The files created by lepton cant be displayed by any client. Brunsli is a converter for JPEG <-> JPEG XR which is losless, and by the improved jpeg xr algorithms decreases filesize.
The interesting part is you can therefore convert between these formats thousands of times without visual regressions. You could (in a few years) only store the jpeg xr file and your webserver may transcode it to jpeg for legacy browsers.
They may still be comparable. If the point of Lepton is to save space, and if a round-trip through Brunsli costs less than Lepton encoding while saving similar amounts of space, then it could be a design alternative.
Their respective READMEs both claim a 22% size reduction, which sounds like an interesting coincidence. Have they identified a similar inefficiency in the format itself?
Another inefficiency of JPEG is that each block (8x8 pixels in size) is compressed independently[^]. This means that the correlations between pixels that are adjacent across a block boundary are not used. If I were to take a JPEG image and randomly flip its blocks (mirror them along x and/or y axis), the resulting JPEG would have a very similar filesize, even though it's a much less likely image.

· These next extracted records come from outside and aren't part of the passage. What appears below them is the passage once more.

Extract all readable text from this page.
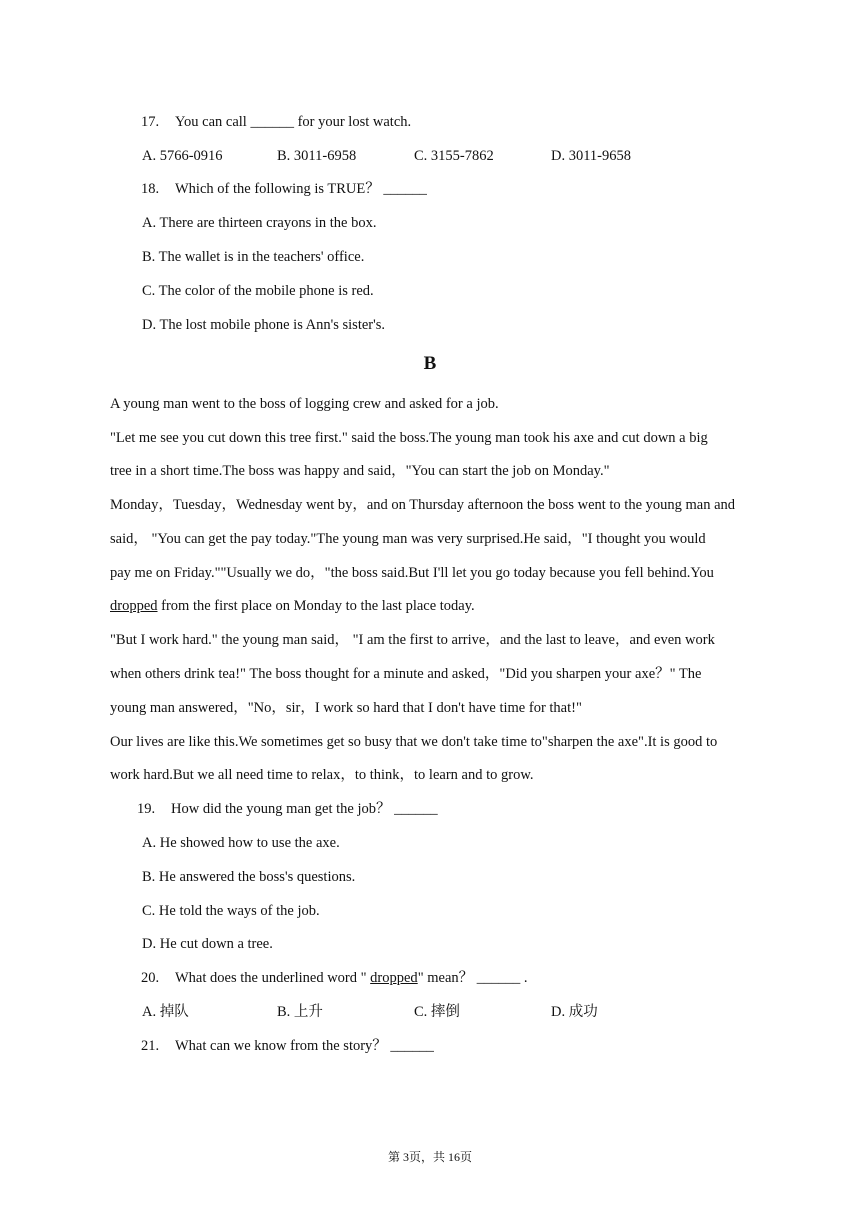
17. You can call ______ for your lost watch.
A. 5766-0916	B. 3011-6958	C. 3155-7862	D. 3011-9658
18. Which of the following is TRUE？ ______
A. There are thirteen crayons in the box.
B. The wallet is in the teachers' office.
C. The color of the mobile phone is red.
D. The lost mobile phone is Ann's sister's.
B
A young man went to the boss of logging crew and asked for a job.
"Let me see you cut down this tree first." said the boss.The young man took his axe and cut down a big
tree in a short time.The boss was happy and said，"You can start the job on Monday."
Monday，Tuesday，Wednesday went by，and on Thursday afternoon the boss went to the young man and
said， "You can get the pay today."The young man was very surprised.He said，"I thought you would
pay me on Friday.""Usually we do，"the boss said.But I'll let you go today because you fell behind.You
dropped from the first place on Monday to the last place today.
"But I work hard." the young man said， "I am the first to arrive，and the last to leave，and even work
when others drink tea!" The boss thought for a minute and asked，"Did you sharpen your axe？" The
young man answered，"No，sir，I work so hard that I don't have time for that!"
Our lives are like this.We sometimes get so busy that we don't take time to"sharpen the axe".It is good to
work hard.But we all need time to relax，to think，to learn and to grow.
19. How did the young man get the job？ ______
A. He showed how to use the axe.
B. He answered the boss's questions.
C. He told the ways of the job.
D. He cut down a tree.
20. What does the underlined word " dropped" mean？ ______ .
A. 掉队	B. 上升	C. 摔倒	D. 成功
21. What can we know from the story？ ______
第 3页，共 16页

Brunsli and, IIUC, Lepton, make use of these correlations.
[^] the average color of blocks is not compressed strictly independently, but the space used on those is small compared to all the rest of the information about a block
Very interesting. This independence across blocks can presumably be leveraged at decode time for faster decoding though. Surely there must be decoders out there parallelizing over the blocks on multi-cores arch /GPU?
Do you know how Brunsli & Lepton fare when it comes to parallelizability?
I assume that you mean parallelizability of decoding and not of encoding.
JPEG's decoding is poorly parallelizable: the entropy decoding is necessarily serial; only inverse FFTs can be parallelized.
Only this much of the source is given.